Но «новому человеку» чужд какой-либо внутренний конфликт, и воплощение идеи стало «органичной потребностью» его природы. «Новый человек», противопоставляющий себя «буржуа» и «мещанину», должен быть свободен в отношении господствующей («фарисейской») морали: ведь «нравственное правило» имеет характер относительный и важность его определяется важностью того интереса, для охраны которого оно создано»125 . Скандальным для «добродетельных буржуа» образом «новый человек» утверждает критическое отношение к моральному кодексу и основывает свободную систему новых ценностей в рамках иного экономического порядка и для защиты иных социальных интересов.
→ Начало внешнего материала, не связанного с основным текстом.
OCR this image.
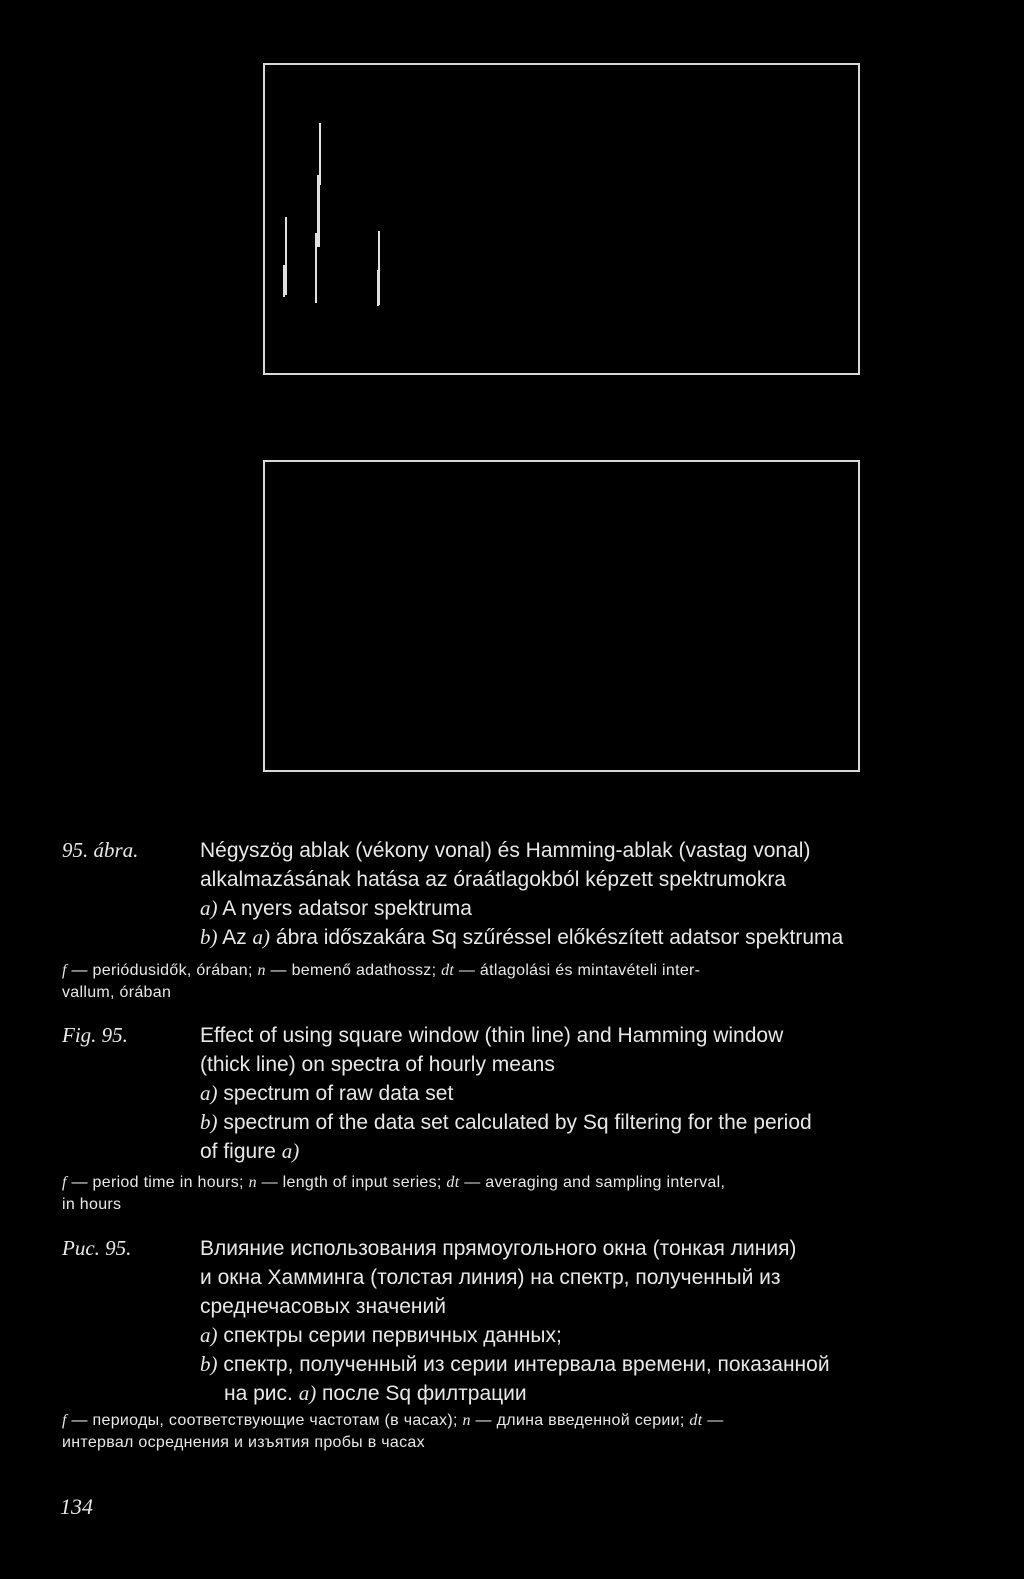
95. ábra.	Négyszög ablak (vékony vonal) és Hamming-ablak (vastag vonal)
alkalmazásának hatása az óraátlagokból képzett spektrumokra
a) A nyers adatsor spektruma
b) Az a) ábra időszakára Sq szűréssel előkészített adatsor spektruma
f — periódusidők, órában; n — bemenő adathossz; dt — átlagolási és mintavételi inter-
vallum, órában
Fig. 95.	Effect of using square window (thin line) and Hamming window
(thick line) on spectra of hourly means
a) spectrum of raw data set
b) spectrum of the data set calculated by Sq filtering for the period
of figure a)
f — period time in hours; n — length of input series; dt — averaging and sampling interval,
in hours
Рис. 95.	Влияние использования прямоугольного окна (тонкая линия)
и окна Хамминга (толстая линия) на спектр, полученный из
среднечасовых значений
a) спектры серии первичных данных;
b) спектр, полученный из серии интервала времени, показанной
на рис. a) после Sq филтрации
f — периоды, соответствующие частотам (в часах); n — длина введенной серии; dt —
интервал осреднения и изъятия пробы в часах
134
Ткачев отвергает аскетический идеал, поскольку он оставляет непреодоленным «природный» остаток, в то время как новый идеал, больше не противопоставляя себя какой-либо «природе», в «человеке будущего» сам становится «природой». Ткачев не признает этический «догматизм», поскольку идея-природа, – которая, как «страстная идея», есть не что иное, как воля, – в своей творческой энергии не может подчиняться уже предсуществовавшему кодексу: выбирая и решая, энергичная воля должна руководствоваться системой личных и общих «интересов», которые только в этой воле могут найти свою проверку. В этом якобинец Ткачев сходится с анархистом Бакуниным, а «коммунист» Нечаев вполне мог быть точкой их сходности.
Это проблема нигилизма. Для Герцена, человека поколения «отцов», «нигилизм не превращает что-нибудь в ничего, а раскрывает, что ничего принимается за что-нибудь, – оптический обман и что всякая истина, как бы она ни перечила фантастическим представлениям, – здоровее их и во всяком случае обязательна». Но Герцену удается увидеть и другой нигилизм: «обратное творчество, т.е. превращение фактов и мыслей в ничего»126 , нигилизм, который мы будем называть негативным: нигилизм «детей»127 . Где такая теоретическая и историческая граница, которая могла бы четко разделить два эти нигилизма? Каково нечто, которое нельзя свести к нулю? В превращении нечто в ничто и ничто в нечто архимедовым рычагом станет «страстная идея», «страсть к разрушению», которая одновременно и «созидающая страсть», революционная воля к власти. Герцен последних лет перед лицом нигилистической пропасти искал ubi consistam культуре и истории и нашел его в мучительном и отчаянном требовании воли к истине, которое, являясь моральным, одновременно приобретает и политическое значение. В пиетете к прошлому человечества и в любви к человеческой свободе и христианское слово принимается с точки зрения земной судьбы человечества. Но Герцен понял, что импульс к tabula rasa и к созданию из ничего уже вырвался из ящика Пандоры. Тогда еще не проявился один вариант: сохранить культурное наследство посредством его мумификации и утвердить нигилизм посредством технического администрирования. Его позднее представит Достоевский в «Легенде о Великом Инквизиторе».
В заключение нашего размышления о Нечаеве, революционере maudit, ставшим железным Макиавелли нового «Государя», дадим еще раз слово Бакунину, который в одном из своих последних писем, уже предчувствуя смерть, усталый и разочарованный, но верный своему революционному духу, подошел к позициям своего «старого товарища» Герцена, говоря в предостережение молодым. «В сношения с людьми новыми, с которыми ты найдешь возможным и полезным связаться, постарайся внести столько правды, искренности и сердца, сколько твоя скупая природа позволит. Пойми же ты, наконец, что на иезуитском мошенничестве ничего живого, крепкого не построишь, что революционная деятельность, ради самого успеха своего дела, должна искать опоры не в подлых и низких страстях, и что без высшего, разумеется, человеческого идеала никакая революция не восторжествует»128 . Эти последние слова Бакунина не должны значить меньше, чем его совместные дела с Нечаевым, хотя именно эти дела оказали большее воздействие на историю.